Consumidor equiparado: a proteção estendida do CDC
Consumidor equiparado: a proteção estendida do
CDC
Pessoas que se machucam ao
escorregar em piso molhado sem sinalização, outras que têm a vida
irremediavelmente comprometida por uma bala perdida em tiroteio iniciado pelos
seguranças de uma loja. Casos assim – menos ou mais cotidianos, menos ou mais
dramáticos – fazem parte da rotina do Judiciário e têm em comum o fato de que a
vítima, embora não haja comprado produtos ou serviços da empresa, foi, de algum
modo, afetada por um evento danoso que a colocou na condição de consumidor por
equiparação.
Conforme explicou a
ministra Nancy Andrighi no REsp 1.125.276, o conceito
de consumidor não está limitado à definição restritiva contida no caput do
artigo 2º do Código de Defesa do Consumidor (CDC), devendo ser extraído da
interpretação sistemática de outros dispositivos da Lei 8.078/90.
Surge então a figura do
consumidor por equiparação, ou bystander, “inserida pelo
legislador no artigo 17 do CDC,
sujeitando à proteção do CDC também as vítimas de acidentes derivados do fato
do produto ou do serviço.
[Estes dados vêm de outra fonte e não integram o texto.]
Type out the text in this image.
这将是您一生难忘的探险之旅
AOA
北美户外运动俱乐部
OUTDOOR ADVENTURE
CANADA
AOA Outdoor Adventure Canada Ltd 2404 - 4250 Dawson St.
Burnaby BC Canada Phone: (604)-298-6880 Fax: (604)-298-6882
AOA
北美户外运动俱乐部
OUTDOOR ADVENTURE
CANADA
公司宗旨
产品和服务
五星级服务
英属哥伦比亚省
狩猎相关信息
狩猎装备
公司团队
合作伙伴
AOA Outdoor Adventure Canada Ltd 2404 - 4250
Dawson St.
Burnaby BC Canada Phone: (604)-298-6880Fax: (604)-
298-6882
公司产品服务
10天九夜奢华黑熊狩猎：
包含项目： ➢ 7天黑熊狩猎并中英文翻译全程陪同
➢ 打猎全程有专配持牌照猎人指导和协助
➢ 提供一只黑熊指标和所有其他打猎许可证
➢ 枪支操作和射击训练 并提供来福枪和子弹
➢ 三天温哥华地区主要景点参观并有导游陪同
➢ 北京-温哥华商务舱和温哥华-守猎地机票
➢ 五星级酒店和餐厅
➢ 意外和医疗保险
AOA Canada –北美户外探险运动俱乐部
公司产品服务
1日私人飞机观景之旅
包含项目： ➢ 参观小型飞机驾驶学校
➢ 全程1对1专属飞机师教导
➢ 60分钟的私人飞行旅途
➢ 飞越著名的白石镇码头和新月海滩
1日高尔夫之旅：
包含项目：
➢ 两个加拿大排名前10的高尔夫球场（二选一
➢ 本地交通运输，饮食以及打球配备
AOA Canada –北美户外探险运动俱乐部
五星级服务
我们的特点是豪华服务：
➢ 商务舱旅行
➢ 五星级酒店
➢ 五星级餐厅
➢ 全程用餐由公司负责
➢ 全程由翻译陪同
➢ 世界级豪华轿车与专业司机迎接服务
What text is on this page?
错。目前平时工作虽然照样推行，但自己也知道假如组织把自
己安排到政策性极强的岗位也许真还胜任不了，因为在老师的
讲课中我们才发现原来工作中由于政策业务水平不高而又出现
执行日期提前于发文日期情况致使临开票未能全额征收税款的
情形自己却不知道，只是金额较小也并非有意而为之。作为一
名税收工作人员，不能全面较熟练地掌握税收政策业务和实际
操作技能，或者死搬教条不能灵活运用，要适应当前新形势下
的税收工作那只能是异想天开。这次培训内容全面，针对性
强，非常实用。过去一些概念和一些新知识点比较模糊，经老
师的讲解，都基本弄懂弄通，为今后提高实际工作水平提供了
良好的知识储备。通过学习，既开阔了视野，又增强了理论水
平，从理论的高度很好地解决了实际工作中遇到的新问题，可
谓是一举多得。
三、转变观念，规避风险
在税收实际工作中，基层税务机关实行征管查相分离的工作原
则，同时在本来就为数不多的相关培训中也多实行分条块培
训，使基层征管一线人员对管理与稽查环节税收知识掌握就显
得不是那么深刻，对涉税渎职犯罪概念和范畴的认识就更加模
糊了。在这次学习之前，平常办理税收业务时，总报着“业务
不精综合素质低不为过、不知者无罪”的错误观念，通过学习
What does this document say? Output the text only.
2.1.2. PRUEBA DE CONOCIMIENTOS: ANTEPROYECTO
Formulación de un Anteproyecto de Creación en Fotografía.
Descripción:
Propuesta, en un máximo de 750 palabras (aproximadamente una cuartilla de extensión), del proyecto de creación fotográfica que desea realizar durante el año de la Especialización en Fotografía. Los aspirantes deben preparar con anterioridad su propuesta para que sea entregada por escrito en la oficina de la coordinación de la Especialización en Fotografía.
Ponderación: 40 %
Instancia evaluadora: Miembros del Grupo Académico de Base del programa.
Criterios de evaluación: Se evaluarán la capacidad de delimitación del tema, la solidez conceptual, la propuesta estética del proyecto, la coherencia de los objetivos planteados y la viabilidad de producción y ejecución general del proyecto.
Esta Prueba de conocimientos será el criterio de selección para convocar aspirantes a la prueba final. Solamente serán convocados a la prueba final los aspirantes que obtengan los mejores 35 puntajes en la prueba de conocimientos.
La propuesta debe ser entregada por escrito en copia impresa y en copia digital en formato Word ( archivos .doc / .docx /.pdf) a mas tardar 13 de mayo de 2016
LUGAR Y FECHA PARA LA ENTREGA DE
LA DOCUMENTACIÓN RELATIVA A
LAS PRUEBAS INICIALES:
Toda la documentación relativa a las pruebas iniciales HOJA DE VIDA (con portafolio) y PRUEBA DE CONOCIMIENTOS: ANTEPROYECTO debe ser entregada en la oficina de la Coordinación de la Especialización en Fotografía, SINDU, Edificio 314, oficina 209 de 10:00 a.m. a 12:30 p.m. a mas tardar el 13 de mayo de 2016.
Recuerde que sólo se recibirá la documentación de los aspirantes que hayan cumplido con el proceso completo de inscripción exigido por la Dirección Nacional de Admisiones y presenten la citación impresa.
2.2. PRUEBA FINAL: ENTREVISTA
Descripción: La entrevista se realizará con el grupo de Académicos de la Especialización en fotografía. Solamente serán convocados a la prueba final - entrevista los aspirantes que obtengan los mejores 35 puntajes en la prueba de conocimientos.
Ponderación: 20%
Em outras palavras, o sujeito da relação de consumo
não precisa necessariamente ser parte contratante, podendo também ser um
terceiro vitimado por essa relação”, afirmou.
Dessa forma, todo aquele
que não participou da relação de consumo, não adquiriu qualquer produto ou
contratou serviços, mas sofreu algum tipo de lesão pode invocar a proteção da
lei consumerista na qualidade de consumidor equiparado.
Piso molhado
Em março deste ano, o
ministro Luis Felipe Salomão foi relator na Quarta Turma de um recurso
originado de ação de reparação movida por um idoso contra o município e um
posto de gasolina (AREsp 1.076.833). O autor
sofreu uma queda e fraturou três costelas ao passar pela calçada do posto, pois
o piso estava molhado. Havia uma mangueira no interior do estabelecimento que
escoava água, porém não existia qualquer sinalização que alertasse para o
perigo no local.
O idoso alegou negligência
do posto por ter deixado escoar água sem providenciar a sinalização adequada.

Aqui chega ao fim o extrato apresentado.